2011-11-11, 03:00
aptalca Wrote:I personally don't care much for HD Audio, because I simply couldn't tell the difference between DTS 5.1 and DTS-HD in a home setting. The jump from stereo (2.0) to 5.1 was a big one when DVDs came out. Because it gave you surround sound. For video, the jump from NTSC/PAL to DVD was easily noticeable by the average consumer, and so was the jump from DVD to HD. And as the TVs got larger, resolution differences became more and more noticeable.
But the jump from DTS to DTS-HD is more subtle and most average consumer cannot tell the difference (me included) in a home setting. It reminds me of the difference between CDs and records. My audiophile friends always tell me that records sound much much better than CDs and that CD quality is crap, but I honestly can't tell the difference "in a home setting". And in a home setting, I never crank it up high enough to notice it, otherwise my neighbors get really mad at me.

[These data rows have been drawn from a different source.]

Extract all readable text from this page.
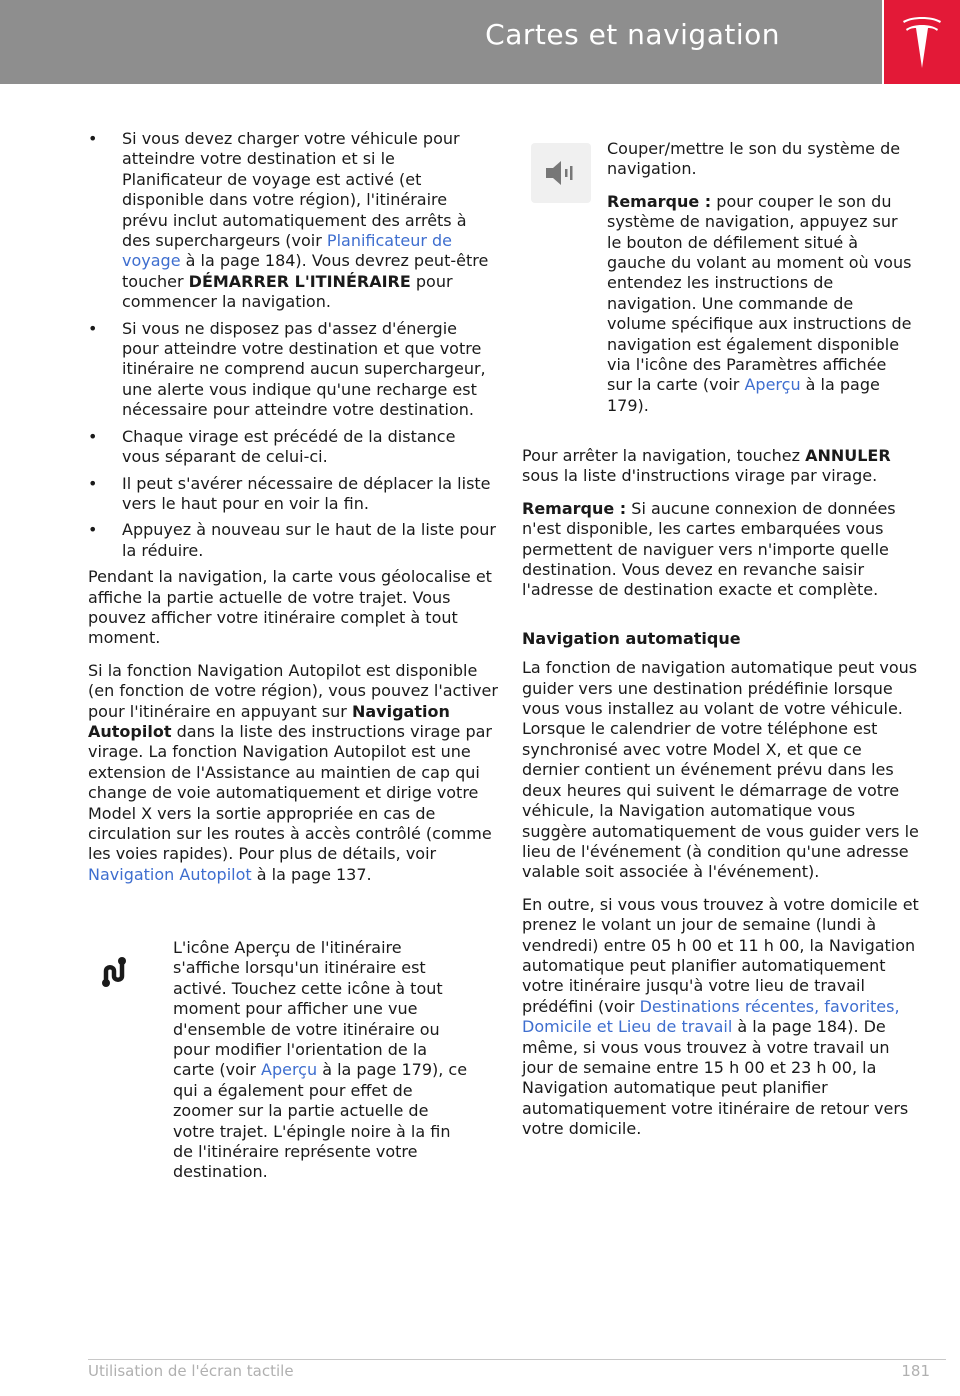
Cartes et navigation
•	Si vous devez charger votre véhicule pour atteindre votre destination et si le Planificateur de voyage est activé (et disponible dans votre région), l'itinéraire prévu inclut automatiquement des arrêts à des superchargeurs (voir Planificateur de voyage à la page 184). Vous devrez peut-être toucher DÉMARRER L'ITINÉRAIRE pour commencer la navigation.
•	Si vous ne disposez pas d'assez d'énergie pour atteindre votre destination et que votre itinéraire ne comprend aucun superchargeur, une alerte vous indique qu'une recharge est nécessaire pour atteindre votre destination.
•	Chaque virage est précédé de la distance vous séparant de celui-ci.
•	Il peut s'avérer nécessaire de déplacer la liste vers le haut pour en voir la fin.
•	Appuyez à nouveau sur le haut de la liste pour la réduire.

Pendant la navigation, la carte vous géolocalise et affiche la partie actuelle de votre trajet. Vous pouvez afficher votre itinéraire complet à tout moment.

Si la fonction Navigation Autopilot est disponible (en fonction de votre région), vous pouvez l'activer pour l'itinéraire en appuyant sur Navigation Autopilot dans la liste des instructions virage par virage. La fonction Navigation Autopilot est une extension de l'Assistance au maintien de cap qui change de voie automatiquement et dirige votre Model X vers la sortie appropriée en cas de circulation sur les routes à accès contrôlé (comme les voies rapides). Pour plus de détails, voir Navigation Autopilot à la page 137.

L'icône Aperçu de l'itinéraire s'affiche lorsqu'un itinéraire est activé. Touchez cette icône à tout moment pour afficher une vue d'ensemble de votre itinéraire ou pour modifier l'orientation de la carte (voir Aperçu à la page 179), ce qui a également pour effet de zoomer sur la partie actuelle de votre trajet. L'épingle noire à la fin de l'itinéraire représente votre destination.

Couper/mettre le son du système de navigation.

Remarque : pour couper le son du système de navigation, appuyez sur le bouton de défilement situé à gauche du volant au moment où vous entendez les instructions de navigation. Une commande de volume spécifique aux instructions de navigation est également disponible via l'icône des Paramètres affichée sur la carte (voir Aperçu à la page 179).

Pour arrêter la navigation, touchez ANNULER sous la liste d'instructions virage par virage.

Remarque : Si aucune connexion de données n'est disponible, les cartes embarquées vous permettent de naviguer vers n'importe quelle destination. Vous devez en revanche saisir l'adresse de destination exacte et complète.

Navigation automatique

La fonction de navigation automatique peut vous guider vers une destination prédéfinie lorsque vous vous installez au volant de votre véhicule. Lorsque le calendrier de votre téléphone est synchronisé avec votre Model X, et que ce dernier contient un événement prévu dans les deux heures qui suivent le démarrage de votre véhicule, la Navigation automatique vous suggère automatiquement de vous guider vers le lieu de l'événement (à condition qu'une adresse valable soit associée à l'événement).

En outre, si vous vous trouvez à votre domicile et prenez le volant un jour de semaine (lundi à vendredi) entre 05 h 00 et 11 h 00, la Navigation automatique peut planifier automatiquement votre itinéraire jusqu'à votre lieu de travail prédéfini (voir Destinations récentes, favorites, Domicile et Lieu de travail à la page 184). De même, si vous vous trouvez à votre travail un jour de semaine entre 15 h 00 et 23 h 00, la Navigation automatique peut planifier automatiquement votre itinéraire de retour vers votre domicile.

Utilisation de l'écran tactile	181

I think if I were to compare DTS and DTS-HD in a movie theater, I probably could tell the difference, but not in a home setting and neither would the average consumer.
On the other hand, doesn't xbmc already handle True HD by decoding it to LPCM 7.1 and sending it through hdmi? I realize for DTS-HD MA, the core DTS 5.1 track is bitstreamed, so there is no support for DTS-HD MA yet, but you still get multi channel audio although not lossless.
I'm with you on records vs. CD's. Records sound like crap to me - I don't want crackles and pops; I want clear audio.
When it comes to HT applications, I'm not an audiophile snob - but I can hear the difference in HD audio and standard def audio. The caveat is that you will need a semi-decent audio set-up, and it needs to be properly calibrated to hear the difference.
My guess is that people that say they can't hear a difference are probably either listening on a sub-par system ("meh I can't hear any difference on my computer speakers with my torrent super-compressed mkv file anyway") or they might not be listening at reference levels. Reference levels are fairly loud, but many of us who have home theater rooms do watch movies loud.
Regardless of what some 'scientific' studies say (show me any study telling you A, and I'll find you a study telling B), I do my testing with non HT-saavy people (i.e. my girlfriend, guests, etc). I don't tell them which clip is which and ask them which clip they prefer. If the non-saavy people can't tell, then I consider if its psych or placebo on my part. Trust me, play the same movie on DVD and the same on BRD, and people will be able to tell the audio difference (video differences aside).
I don't know about you, but I trust my own perceptions, experiences, and testing over what someone else tells me to think. Just because a study claims something does not make it true (or untrue).